Reforma Procesal Laboral abre la puerta a huelgas reguladas en los servicios públicos en el 2016

Ante levantamiento de veto del Presidente y presunta ilegalidad de un decreto que publicará el lunes el Ejecutivo


  • Facebook (Compartir)
  • Tweetea!
  •  
  • Imágenes

La reforma procesal laboral que entrará en vigencia en el 2016 permitirá huelgas en los servicios públicos esenciales de forma regulada.

Bajo la legislación vigente, si bien se llevan a cabo huelgas en estos servicios, jurídicamente están prohibidas y el conflicto entre patronos y trabajadores se debe resolver ante los Tribunales de Trabajo, según el artículo 375 del Código Laboral vigente.

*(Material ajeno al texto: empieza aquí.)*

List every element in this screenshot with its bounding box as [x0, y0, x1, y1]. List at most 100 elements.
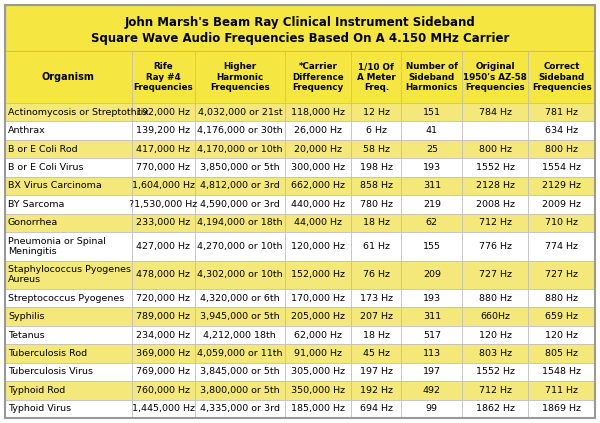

Con la reforma, la puerta para las huelgas legales en los servicios públicos se abre aunque el presidente Luis Guillermo Solís emita un decreto en que se prohíban de forma "absoluta" las huelgas en este tipo de servicios, tal y como anunció que lo haría hoy en conferencia de prensa.

Si efectivamente se publicara un decreto que prohibiera por completo las huelgas en los servicios públicos, habría una irregularidad legal, pues un decreto no puede contradecir una norma de superior rando, que en este caso es una ley emitida por la Asamblea Legislativa.

Es decir, no puede quitar el derecho a la huelga concedido por la reforma procesal que hoy el Poder Ejecutivo admitió.

Tanto expertos en derecho laboral y constitucional, como la propia Sala Constitucional establecen que tal decreto sería ilegal.

La reforma es más compleja y aborda más que la resolución de conflictos entre trabajadores y patronos. En este link encontrará lo que usted necesita saber sobre la Reforma Procesal Laboral.

Antes y después de la reforma

El derecho a huelga está regulado por el artículo 61 de la Constitución Política, el cual admite que se legisle con detalle cómo se ejecuta ese derecho.

"Se reconoce el derecho de los patronos al paro y el de los trabajadores a la huelga, salvo en los servicios públicos, de acuerdo con la determinación que de éstos haga la ley y conforme a las regulaciones que la misma establezca, las cuales deberán desautorizar todo acto de coacción o de violencia", dice el artículo de la Carta Magna.

La legislación laboral vigente establece que no "será permitida la huelga en los servicios públicos" (art. 375 del Código de Trabajo), y sostiene que, por tanto, "las diferencias que en éstos ocurran entre patronos y trabajadores, así como en todos los demás casos en que se prohibe la huelga, se someterán obligatoriamente al conocimiento y resolución de los Tribunales de Trabajo".

La legislación que hoy aprueba el Gobierno permitirá en el 2016 las huelgas en los servicios públicos esenciales, pero establece que, pese a ellas, deben prestarse "servicios mínimos", de lo contrario la huelga resultaría ilegal. Además establece otros límites y requerimientos para que tales huelgas se desenvuelvan dentro del marco de la legalidad.

Por ejemplo, la reforma establece que la "no prestación de servicios mínimos,  en el caso de huelgas que impliquen el cese o impidan la continuidad de los servicios públicos esenciales, determinará por sí sola la ilegalidad del movimiento".

La reforma define los servicios públicos esenciales como "aquellos cuya paralización ponga en peligro  los derechos a la vida, la salud y la seguridad pública, el transporte, mientras el viaje no termine, y la carga y descarga en muelles y atracaderos, cuando se trate de bienes de los cuales dependa,  directamente,  la vida o la salud de las personas." (artículo 382 de la Reforma Procesal Laboral).

La normativa impide la huelga a las personas trabajadoras "indispensables para mantener el funcionamiento y la continuidad de  los servicios mínimos".

Cuando se afecte la continuidad de los servicios, la norma considera "indispensable que se acuerde y convoque al menos por una organización sindical con  personalidad jurídica vigente o una coalición de personas trabajadoras  con representantes conocidos, que garantice dichos servicios mínimos durante el tiempo de huelga."